There were more useful comments, but without the exact piece of code in
a form compilable everywhere nobody will be able to help you, because
to help reproducing the exact problem is necessary in most cases.

> 
> Let me try again, this time with a sample which is not my code:
> 
> Code:
>   friend inline ostream& operator<<(ostream& os, const Range& range)
>     {
>       os << "Range("; // << range.first() << "," << range.last() <<
>       ","
>       //           << range.stride() << ")";
> 
>         return os;
>     }

This is again code which does not compile as is. There are missing
includes, there are missing class definitions, and whatever. It could
easily cost half an hour or more to get the code to a point, where
helping you might be possible. With a minimal complete example, you
might get precise answers within seconds.

Another important point of minimal examples is, that by creating one you
most often find the cause of the problem, yourself.

> 
> Error:
> /usr/include/blitz/range.h:173: error: ambiguous overload for
> $-1òøoperator<<òù in òøos << "Range("òù

You'd better check what you copy and paste. Better use output from the
compiler redirected into a file or from a plain shell. The error
message is completely worthless as is. Better give all information and
code to reproduce the error message.

The following long list of overload candidates is output to see, what
the compiler considered but failed to select one from.
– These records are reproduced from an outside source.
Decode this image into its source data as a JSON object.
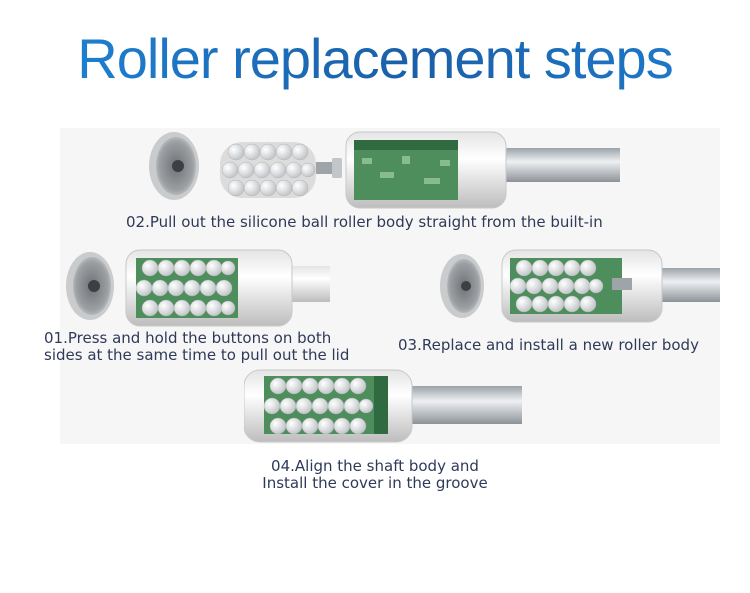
{
  "title": "Roller replacement steps",
  "steps": {
    "s2": "02.Pull out the silicone ball roller body straight from the built-in",
    "s1_line1": "01.Press and hold the buttons on both",
    "s1_line2": "sides at the same time to pull out the lid",
    "s3": "03.Replace and install a new roller body",
    "s4_line1": "04.Align the shaft body and",
    "s4_line2": "Install the cover in the groove"
  },
  "colors": {
    "title_blue": "#1a6fc4",
    "caption_text": "#2e3a58",
    "pcb_green": "#3a8a55",
    "device_white": "#f2f2f2"
  }
}
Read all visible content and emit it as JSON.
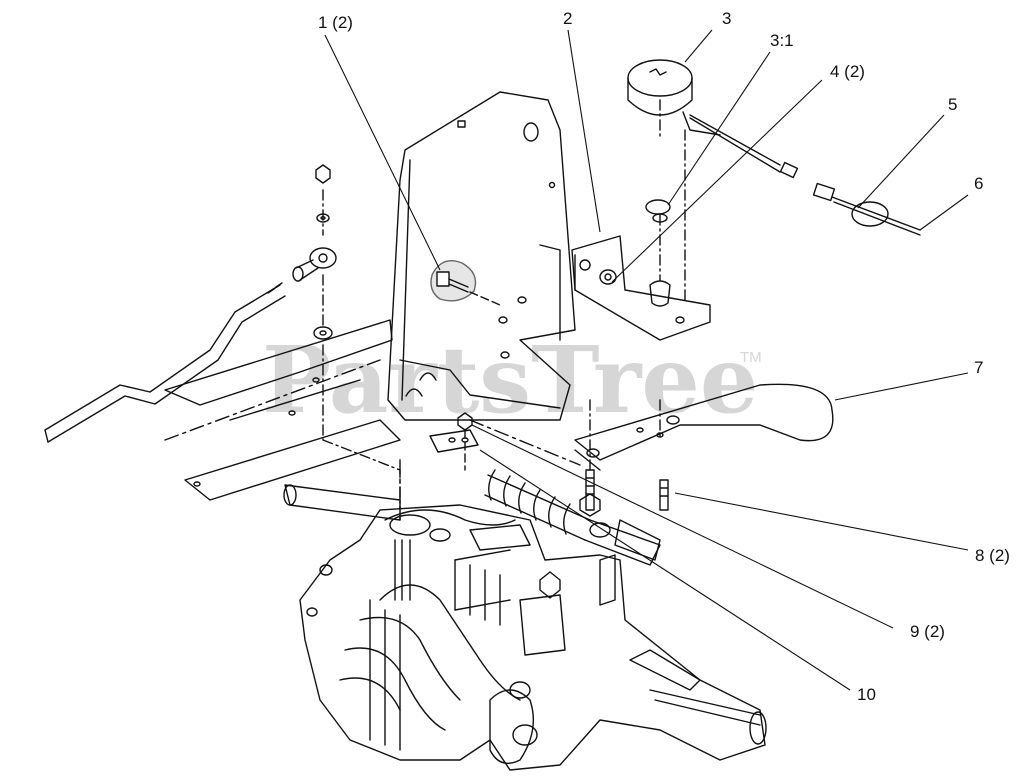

You get it
everytime there was a problem with that.

> /usr/lib/gcc/x86_64-redhat-linux/4.1.1/../../../../include/c++/4.1.1/bits/ostream.tcc:241:
> note: candidates are: std::basic_ostream<_CharT, _Traits>&
> std::basic_ostream<_CharT, _Traits>::operator<<(long int) [with _CharT
> = char, _Traits = std::char_traits<char>] <near match>
...
> /usr/lib/gcc/x86_64-redhat-linux/4.1.1/../../../../include/c++/4.1.1/bits/ostream.tcc:657:
> note:                 std::basic_ostream<_CharT, _Traits>&
> std::operator<<(std::basic_ostream<_CharT, _Traits>&, const _CharT*)
> [with _CharT = char, _Traits = std::char_traits<char>]

> 
> Does anyone know what is going on here?

I don't know exactly, because I cannot reproduce your problem. You have
to be careful with overloading operator<<, you have to regard the
overloads already existing. The STL contains ostream_iterator to output
the values of a range of iterators using std::copy. The pure existence
of this might suggest, that the people designing the STL have been
aware of the problem of printing the contents of a container, but
extending the streams-library in that direction has not been easily
possible, which is just what you are trying now.

So I think what you are trying is not an easy task, and you will
probably have to read quite a few books on templates and iostreams
before you can do anything properly in that direction, without banging
your head into concrete. I read books on extending the streams library
some years ago and decided to not start it. There is more to the
overall problem, than a few postings here can help with.